Is Hong Kong afraid of Ai Weiwei?

A man in marble is giving me the finger.        

I'm at Art HK, Asia's leading art fair, and the one-finger salute is from the 2007 sculpture "Marble Arm" by outspoken artist-activist Ai Weiwei. As we all should know by now, Ai was detained by Beijing authorities almost two months ago in an ongoing campaign against Chinese activists. Ai has since been accused of tax evasion.

"Marble Arm" is linked to a series of provocative snapshots featuring Ai raising his middle finger to various symbols of power from the White House to Tiananmen Square.  On reserve, it has a prospective buyer who is willing to pay $280,000 for the work.

And today, that marble middle finger is greeting prospective buyers and curious visitors at Art HK's Galerie Urs Meile exhibition space.

But it is a lonely protest. Among the 260 galleries at the international art fair, "Marble Arm" is the only work by Ai on display.

There are a few "Where is Ai Weiwei?" freebie pins and t-shirts available from Galerie Urs Meile and two other dealers at the fair. But for the most part, at Asian's largest art fair, China's most well-known artist is noticeably missing.

Both the United States and the European Union have called for the artist's release, but the commercial art community in Asia seems to be taking a more, shall we say, diplomatic approach. Art HK director Magnus Renfrew calls Ai Weiwei "an artist who we greatly admire."

And yet Renfrew delivers even more praise for the city of Hong Kong "where freedom of expression is greatly valued, and freedom of expression is protected under the Bill of Rights of Hong Kong and under the Basic Law of Hong Kong.  So it is a very good place for the full variety of voices to be heard."

Those voices are being heard far from the gleaming halls of the Hong Kong Convention and Exhibition Center.

In a gritty industrial space in the city's Chai Wan district, 50 Hong Kong artists are speaking out against Ai's detention in a non-selling exhibition called "Love the Future." In Mandarin, it reads as "Ai Wei Lai," a pun on "Ai Wei Wei" and a code name used by the artist's online supporters when he first went missing.

Those three characters have been censored on the Internet in Mainland China, but in Hong Kong it's clearly seen online and throughout the makeshift gallery space. There's a lightbox of a hyper-pixellated portrait of Ai Weiwei. In another corner, there is a photo collage of various Hong Kong figures with Ai's name painted on their foreheads.

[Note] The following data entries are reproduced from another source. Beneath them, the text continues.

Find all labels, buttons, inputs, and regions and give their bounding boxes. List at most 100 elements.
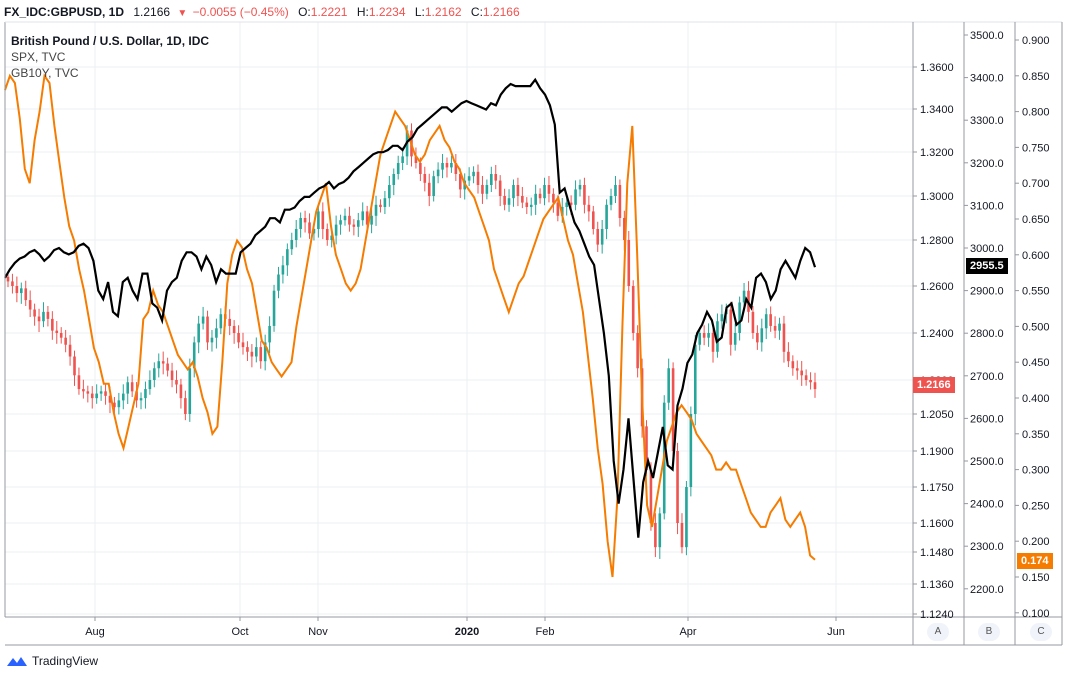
- candle-body: [685, 487, 688, 548]
- candle-body: [370, 215, 373, 225]
- candle-body: [299, 218, 302, 229]
- gbpusd-tick-label: 1.3200: [920, 147, 954, 159]
- candle-body: [379, 204, 382, 207]
- tradingview-logo[interactable]: TradingView: [6, 654, 98, 668]
- candle-body: [68, 344, 72, 357]
- candle-body: [516, 185, 520, 196]
- gbpusd-tick-label: 1.2400: [920, 328, 954, 340]
- candle-body: [201, 316, 205, 324]
- spx-tick-label: 2500.0: [970, 456, 1004, 468]
- candle-body: [649, 470, 653, 523]
- candle-body: [348, 215, 351, 225]
- candle-body: [361, 211, 365, 221]
- gb10y-tick-label: 0.500: [1022, 321, 1050, 333]
- gbpusd-tick-label: 1.2800: [920, 235, 954, 247]
- candle-body: [263, 342, 267, 362]
- candle-body: [312, 229, 316, 234]
- candle-body: [764, 314, 768, 329]
- candle-body: [90, 393, 94, 399]
- candle-body: [42, 311, 45, 322]
- gb10y-tick-label: 0.350: [1022, 429, 1050, 441]
- candle-body: [733, 333, 737, 345]
- candle-body: [720, 314, 724, 322]
- gbpusd-tick-label: 1.3000: [920, 191, 954, 203]
- candle-body: [742, 290, 746, 303]
- candle-body: [37, 316, 41, 322]
- candle-body: [680, 523, 684, 548]
- gb10y-price-tag: 0.174: [1017, 553, 1053, 569]
- candle-body: [436, 169, 440, 177]
- gb10y-tick-label: 0.700: [1022, 178, 1050, 190]
- candle-body: [454, 163, 458, 174]
- time-tick-label: 2020: [455, 626, 479, 638]
- legend-gbpusd[interactable]: British Pound / U.S. Dollar, 1D, IDC: [11, 34, 210, 48]
- spx-price-axis: 3500.0 3400.0 3300.0 3200.0 3100.0 3000.0 2900…: [964, 30, 1004, 596]
- candle-body: [529, 204, 533, 207]
- time-tick-label: Jun: [827, 626, 845, 638]
- candle-body: [28, 300, 32, 310]
- scale-button-c[interactable]: C: [1030, 623, 1052, 641]
- candle-body: [46, 311, 50, 319]
- scale-button-b[interactable]: B: [978, 623, 1000, 641]
- time-tick-label: Apr: [679, 626, 696, 638]
- candle-body: [241, 342, 245, 348]
- scale-button-a[interactable]: A: [927, 623, 949, 641]
- gbpusd-price-axis: 1.3600 1.3400 1.3200 1.3000 1.2800 1.2600 1.24…: [913, 62, 954, 621]
- down-arrow-icon: ▼: [177, 8, 188, 19]
- candle-body: [64, 337, 67, 345]
- candle-body: [153, 368, 156, 380]
- gb10y-tick-label: 0.100: [1022, 608, 1050, 620]
- candle-body: [206, 316, 209, 343]
- gb10y-tick-label: 0.750: [1022, 142, 1050, 154]
- candle-body: [503, 196, 506, 205]
- high-value: 1.2234: [368, 5, 406, 19]
- candle-body: [259, 347, 263, 362]
- gb10y-tick-label: 0.200: [1022, 536, 1050, 548]
- legend-spx[interactable]: SPX, TVC: [11, 50, 66, 64]
- candle-body: [170, 370, 174, 380]
- time-tick-label: Oct: [231, 626, 248, 638]
- candle-body: [795, 368, 799, 371]
- candle-body: [813, 382, 817, 390]
- candle-body: [782, 323, 786, 352]
- candle-body: [769, 314, 772, 326]
- candle-body: [277, 274, 280, 291]
- candle-body: [636, 333, 639, 369]
- candle-body: [507, 198, 511, 205]
- candle-body: [751, 311, 755, 333]
- candle-body: [303, 218, 307, 223]
- candle-body: [339, 220, 342, 225]
- candle-body: [157, 361, 161, 369]
- gb10y-tick-label: 0.850: [1022, 71, 1050, 83]
- symbol-name[interactable]: FX_IDC:GBPUSD, 1D: [4, 5, 125, 19]
- candle-body: [565, 202, 568, 207]
- time-tick-label: Aug: [85, 626, 105, 638]
- candle-body: [330, 235, 333, 240]
- candle-body: [578, 185, 582, 190]
- candle-body: [352, 224, 356, 227]
- candle-body: [374, 204, 378, 216]
- tradingview-icon: [7, 657, 27, 666]
- candle-body: [95, 393, 98, 399]
- gbpusd-tick-label: 1.1240: [920, 609, 954, 621]
- candle-body: [73, 356, 76, 376]
- spx-tick-label: 2600.0: [970, 413, 1004, 425]
- gb10y-tick-label: 0.150: [1022, 572, 1050, 584]
- candle-body: [804, 375, 808, 380]
- open-label: O:: [298, 5, 311, 19]
- candle-body: [467, 176, 471, 181]
- candle-body: [658, 513, 662, 548]
- candle-body: [51, 318, 54, 331]
- candle-body: [538, 193, 542, 199]
- candle-body: [99, 391, 103, 394]
- candle-body: [711, 333, 715, 352]
- legend-gb10y[interactable]: GB10Y, TVC: [11, 66, 79, 80]
- candle-body: [321, 211, 325, 229]
- high-label: H:: [356, 5, 369, 19]
- gb10y-tick-label: 0.550: [1022, 286, 1050, 298]
- candle-body: [401, 156, 404, 163]
- candle-body: [627, 240, 631, 286]
- spx-tick-label: 3500.0: [970, 30, 1004, 42]
- candle-body: [55, 330, 59, 333]
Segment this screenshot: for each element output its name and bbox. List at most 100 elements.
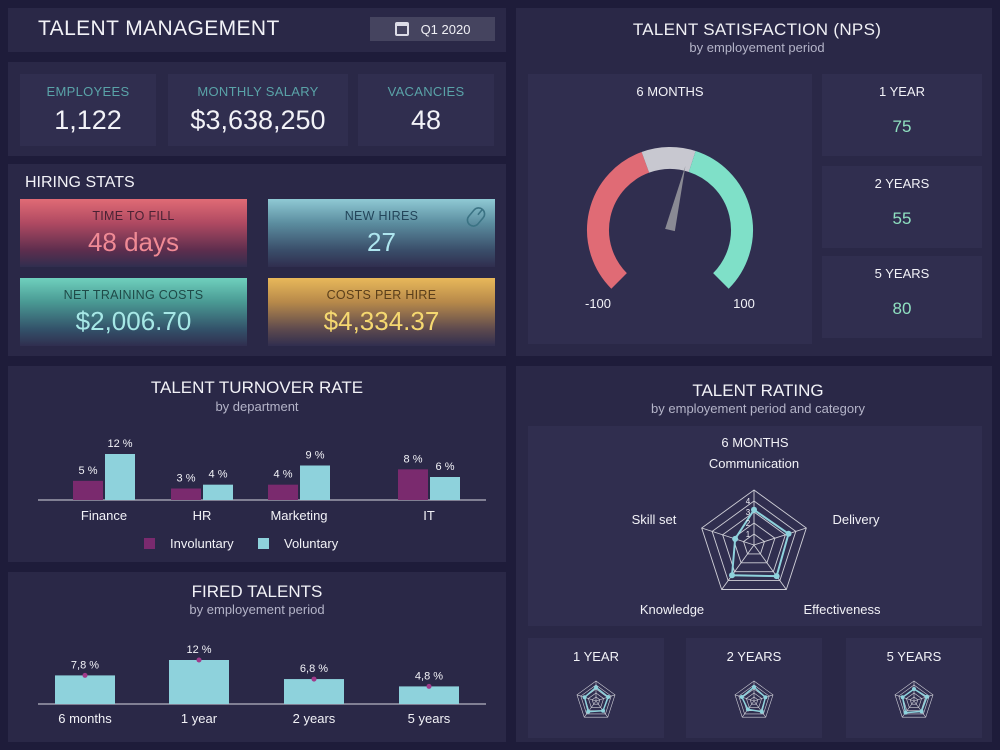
rating-title: TALENT RATING <box>692 381 824 400</box>
rating-mini-label: 1 YEAR <box>572 649 619 664</box>
radar-spoke <box>894 694 915 702</box>
radar-axis-label: Skill set <box>632 512 677 527</box>
radar-point <box>903 710 908 715</box>
turnover-subtitle: by department <box>215 399 299 414</box>
radar-point <box>601 708 606 713</box>
nps-box-5-years: 5 YEARS 80 <box>822 256 982 338</box>
data-label: 4 % <box>209 469 228 481</box>
radar-point <box>924 694 929 699</box>
nps-main-label: 6 MONTHS <box>636 84 704 99</box>
radar-axis-label: Knowledge <box>640 602 704 617</box>
category-label: 6 months <box>58 711 112 726</box>
radar-point <box>729 572 736 579</box>
radar-series <box>740 686 767 713</box>
radar-tick: 2 <box>746 519 751 528</box>
rating-main-label: 6 MONTHS <box>721 435 789 450</box>
radar-axis-label: Communication <box>709 456 799 471</box>
radar-point <box>745 707 750 712</box>
data-label: 4,8 % <box>415 670 443 682</box>
radar-grid <box>711 500 797 582</box>
category-label: HR <box>193 508 212 523</box>
gauge-max-label: 100 <box>733 296 755 311</box>
data-label: 12 % <box>107 438 132 450</box>
radar-grid <box>701 489 807 590</box>
kpi-vacancies: VACANCIES 48 <box>358 74 494 146</box>
nps-box-label: 5 YEARS <box>874 266 930 281</box>
radar-point <box>732 535 739 542</box>
category-label: IT <box>423 508 435 523</box>
data-label: 12 % <box>186 644 211 656</box>
radar-point <box>606 695 611 700</box>
radar-point <box>752 685 756 689</box>
radar-point <box>773 573 780 580</box>
data-label: 4 % <box>274 469 293 481</box>
period-label: Q1 2020 <box>420 21 471 37</box>
calendar-icon <box>394 22 409 36</box>
radar-point <box>919 709 924 714</box>
mouse-icon <box>466 207 486 227</box>
radar-point <box>763 695 768 700</box>
radar-tick: 1 <box>746 530 751 539</box>
fired-subtitle: by employement period <box>189 602 325 617</box>
kpi-value: 48 <box>410 105 442 135</box>
fired-panel <box>8 572 506 742</box>
tile-net-training-costs: NET TRAINING COSTS $2,006.70 <box>20 278 247 346</box>
kpi-label: VACANCIES <box>387 84 465 99</box>
radar-point <box>785 530 792 537</box>
radar-spoke <box>734 694 755 702</box>
turnover-panel <box>8 366 506 562</box>
bar-voluntary <box>300 465 330 500</box>
radar-grid <box>906 692 922 708</box>
bar <box>55 675 115 704</box>
radar-point <box>759 709 764 714</box>
radar-point <box>739 695 744 700</box>
bar-marker <box>426 683 432 689</box>
bar-marker <box>82 672 88 678</box>
radar-grid <box>591 696 601 705</box>
bar-voluntary <box>430 477 460 500</box>
bar-voluntary <box>203 484 233 500</box>
gauge-needle <box>665 165 686 232</box>
data-label: 8 % <box>404 453 423 465</box>
fired-title: FIRED TALENTS <box>191 582 323 601</box>
radar-point <box>594 685 598 690</box>
data-label: 6 % <box>436 461 455 473</box>
nps-title: TALENT SATISFACTION (NPS) <box>632 20 882 39</box>
radar-tick: 3 <box>746 508 751 517</box>
gauge-min-label: -100 <box>585 296 611 311</box>
category-label: 5 years <box>408 711 451 726</box>
hiring-stats-title: HIRING STATS <box>25 174 135 191</box>
radar-spoke <box>576 694 597 702</box>
radar-spoke <box>753 544 787 590</box>
bar-involuntary <box>398 469 428 500</box>
data-label: 3 % <box>177 473 196 485</box>
page-title: TALENT MANAGEMENT <box>38 17 280 40</box>
data-label: 6,8 % <box>300 663 328 675</box>
nps-box-1-year: 1 YEAR 75 <box>822 74 982 156</box>
rating-subtitle: by employement period and category <box>651 401 865 416</box>
radar-spoke <box>753 527 807 546</box>
radar-axis-label: Delivery <box>833 512 880 527</box>
nps-box-label: 1 YEAR <box>878 84 925 99</box>
radar-point <box>912 687 916 691</box>
tile-value: $2,006.70 <box>75 306 192 336</box>
tile-time-to-fill: TIME TO FILL 48 days <box>20 199 247 267</box>
bar-involuntary <box>268 484 298 500</box>
data-label: 9 % <box>306 450 325 462</box>
category-label: Marketing <box>270 508 327 523</box>
radar-point <box>582 695 587 700</box>
data-label: 7,8 % <box>71 659 99 671</box>
period-selector[interactable]: Q1 2020 <box>370 17 495 41</box>
radar-spoke <box>595 700 608 718</box>
radar-grid <box>738 684 770 715</box>
radar-spoke <box>753 700 766 718</box>
tile-label: NEW HIRES <box>344 209 419 223</box>
radar-spoke <box>753 694 774 702</box>
radar-point <box>586 709 591 714</box>
legend-swatch-voluntary <box>258 538 269 549</box>
radar-grid <box>722 511 786 573</box>
kpi-label: MONTHLY SALARY <box>197 84 319 99</box>
radar-grid <box>580 684 612 715</box>
radar-grid <box>909 696 919 705</box>
legend-swatch-involuntary <box>144 538 155 549</box>
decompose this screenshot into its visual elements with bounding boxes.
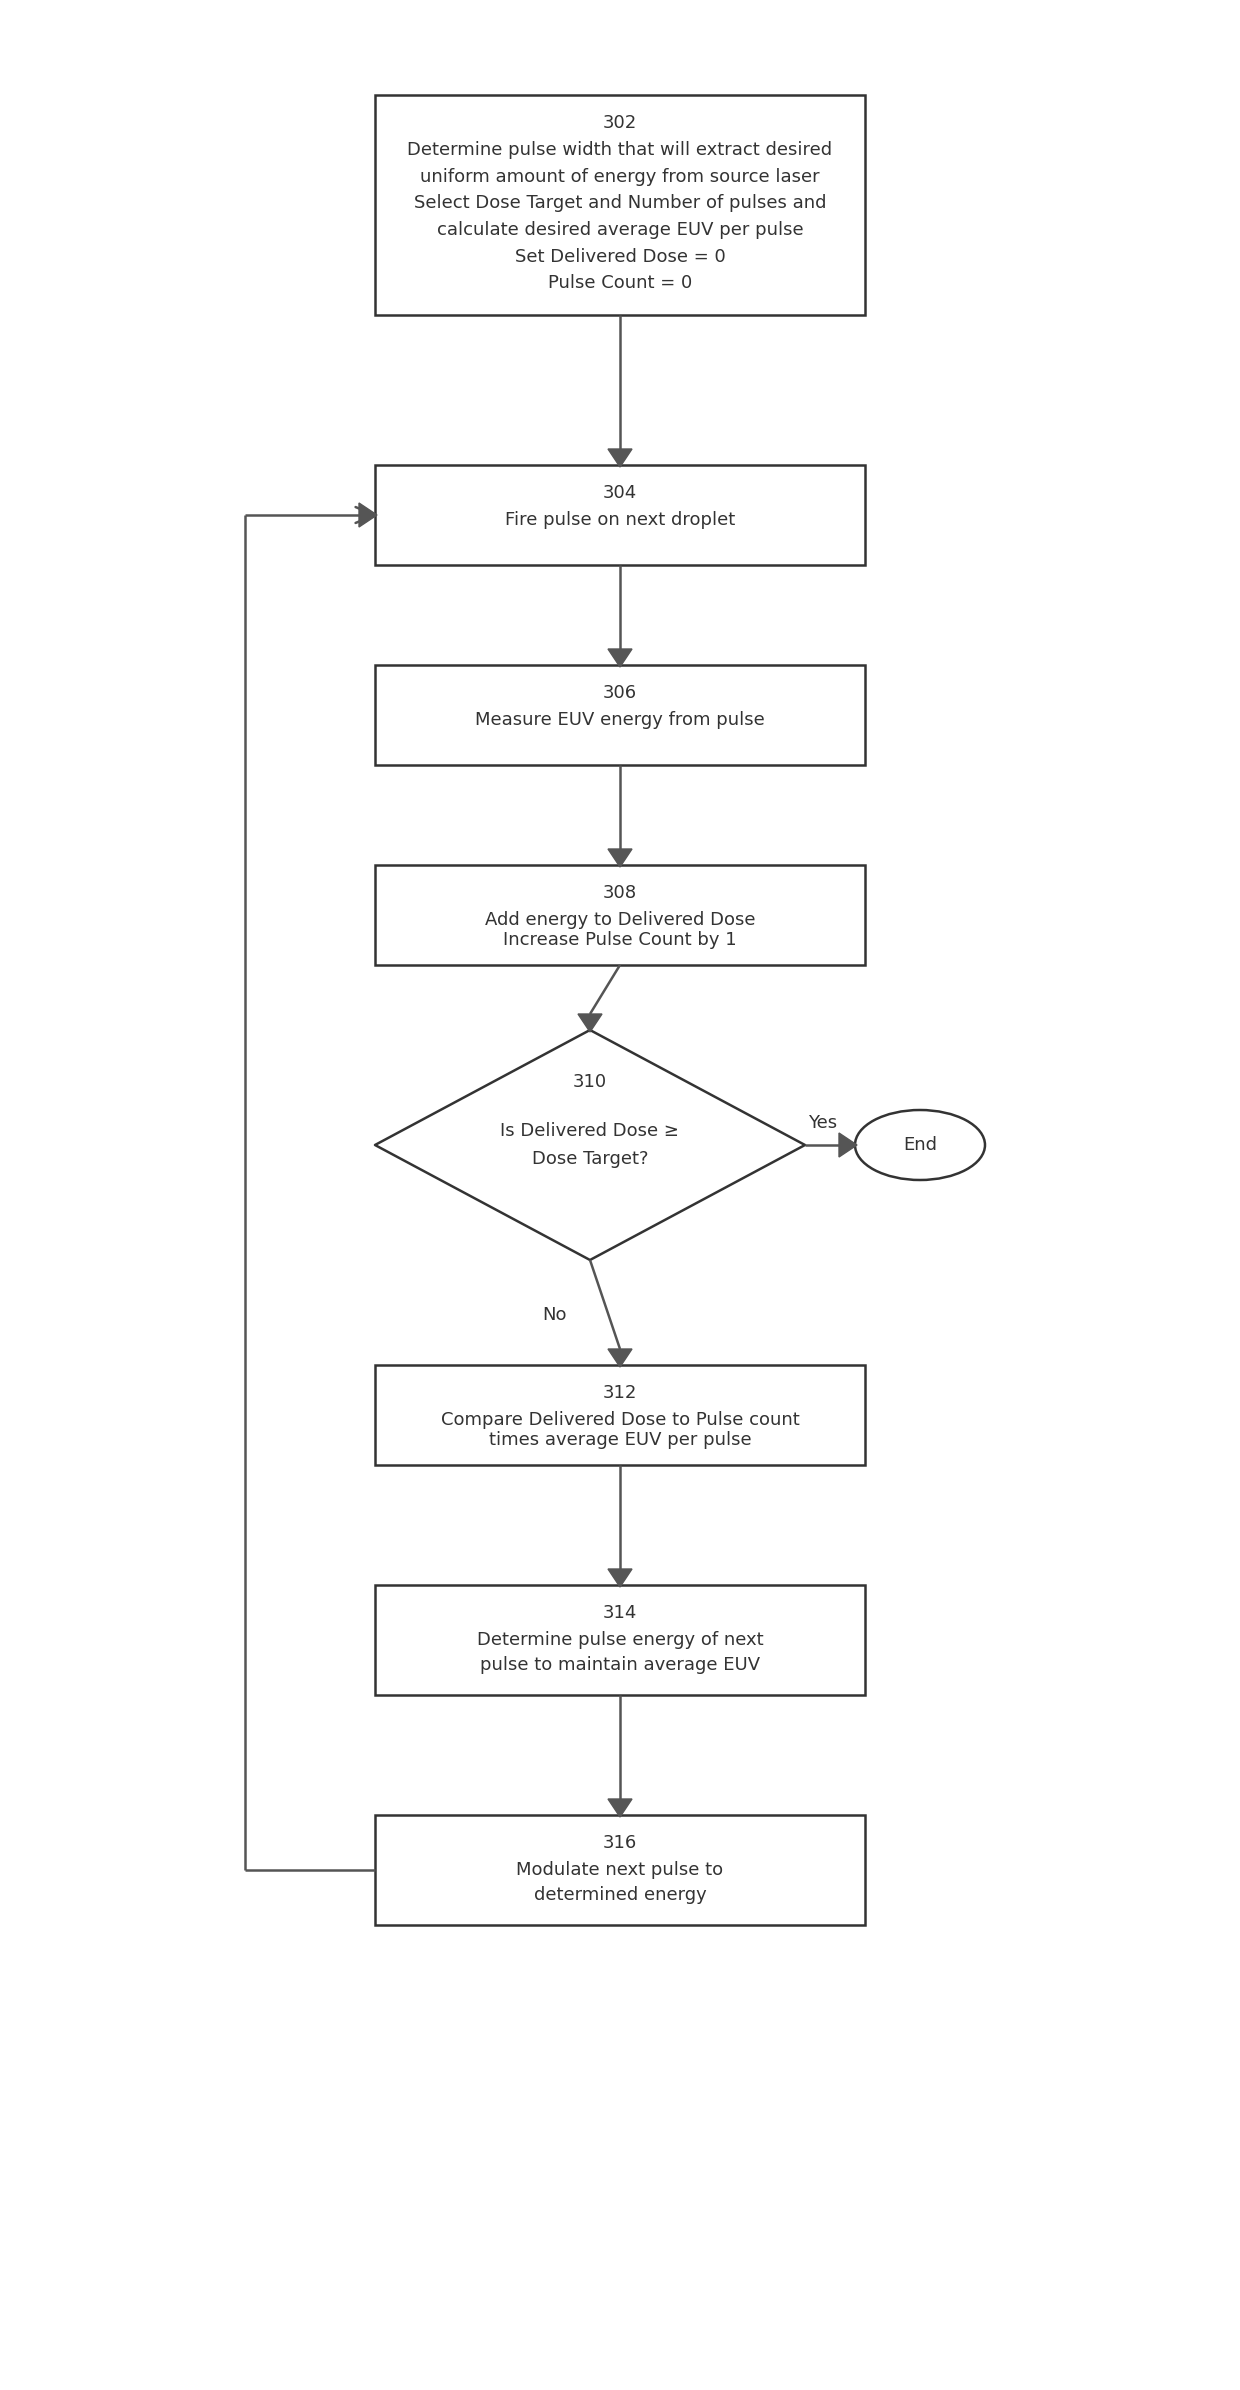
Text: 310: 310 <box>573 1073 608 1090</box>
FancyBboxPatch shape <box>374 664 866 765</box>
Text: End: End <box>903 1135 937 1154</box>
Text: determined energy: determined energy <box>533 1886 707 1905</box>
Text: Increase Pulse Count by 1: Increase Pulse Count by 1 <box>503 932 737 949</box>
Text: calculate desired average EUV per pulse: calculate desired average EUV per pulse <box>436 220 804 239</box>
Text: Yes: Yes <box>808 1114 837 1133</box>
Text: 312: 312 <box>603 1384 637 1403</box>
Ellipse shape <box>856 1109 985 1181</box>
Text: 302: 302 <box>603 115 637 131</box>
Polygon shape <box>608 848 632 868</box>
Polygon shape <box>374 1030 805 1260</box>
Text: Is Delivered Dose ≥: Is Delivered Dose ≥ <box>501 1121 680 1140</box>
Text: Select Dose Target and Number of pulses and: Select Dose Target and Number of pulses … <box>414 194 826 213</box>
Polygon shape <box>608 1348 632 1367</box>
FancyBboxPatch shape <box>374 1585 866 1695</box>
FancyBboxPatch shape <box>374 1814 866 1924</box>
FancyBboxPatch shape <box>374 96 866 315</box>
Text: uniform amount of energy from source laser: uniform amount of energy from source las… <box>420 167 820 186</box>
Text: Set Delivered Dose = 0: Set Delivered Dose = 0 <box>515 249 725 265</box>
Polygon shape <box>578 1013 601 1032</box>
FancyBboxPatch shape <box>374 865 866 966</box>
Text: 308: 308 <box>603 884 637 901</box>
Text: Compare Delivered Dose to Pulse count: Compare Delivered Dose to Pulse count <box>440 1410 800 1429</box>
Text: No: No <box>543 1305 567 1324</box>
Text: Modulate next pulse to: Modulate next pulse to <box>516 1862 724 1879</box>
Polygon shape <box>839 1133 857 1157</box>
Text: 316: 316 <box>603 1833 637 1852</box>
Text: times average EUV per pulse: times average EUV per pulse <box>489 1432 751 1448</box>
Polygon shape <box>608 449 632 466</box>
FancyBboxPatch shape <box>374 466 866 564</box>
Text: Add energy to Delivered Dose: Add energy to Delivered Dose <box>485 911 755 930</box>
Polygon shape <box>360 502 377 528</box>
FancyBboxPatch shape <box>374 1365 866 1465</box>
Text: 306: 306 <box>603 684 637 703</box>
Text: pulse to maintain average EUV: pulse to maintain average EUV <box>480 1656 760 1673</box>
Text: Determine pulse width that will extract desired: Determine pulse width that will extract … <box>408 141 832 160</box>
Text: Determine pulse energy of next: Determine pulse energy of next <box>476 1630 764 1649</box>
Text: Dose Target?: Dose Target? <box>532 1150 649 1169</box>
Text: 314: 314 <box>603 1604 637 1623</box>
Polygon shape <box>608 1800 632 1816</box>
Text: Fire pulse on next droplet: Fire pulse on next droplet <box>505 511 735 528</box>
Text: Pulse Count = 0: Pulse Count = 0 <box>548 275 692 292</box>
Text: Measure EUV energy from pulse: Measure EUV energy from pulse <box>475 710 765 729</box>
Polygon shape <box>608 1568 632 1587</box>
Text: 304: 304 <box>603 485 637 502</box>
Polygon shape <box>608 650 632 667</box>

"Love the Future" is organized by Hong Kong sculptor Kacey Wong. Wong also organized a Hong Kong protest march in April that attracted an estimated 2,000 people. Wong calls Ai's arrest a wake-up call for him and fellow local artists. He tells me, "We Hong Kong people tend to live inside a bubble because we have freedom here. Whereas in China, there is suppression and illegal detention of good-hearted people."

Wong also says Ai's detention has brought about a personal ephiphany about what it means to be a Hong Kong artist, as opposed to a Mainland Chinese one: "We, in contrast, can speak the truth... without thinking too much."

In the days immediately following Ai's disappearance, high-contrast graffiti images appeared throughout Hong Kong showing the bearded face of the artist and a simple question, "Who's afraid of Ai Weiwei?" Another graffiti campaign flashed a projection of the Ai Weiwei image onto the Chinese People's Liberation Army barracks in Hong Kong.

The artists behind the graffiti are laying low... and for good reason. Hong Kong police are investigating criminal damage charges against them, which could carry a sentence of up to 10 years in jail.

One can only wonder if Ai Weiwei would nod in approval to such acts of creative defiance here in Hong Kong.

Ai remains detained for an indefinite period of time in an undisclosed location. Despite his imprisonment, Ai has opened major exhibitions in New York and London... and inspired a grassroots movement in Hong Kong while defiantly raising his middle finger in a massively public space on Chinese soil.

The artist may be silenced, but not his message.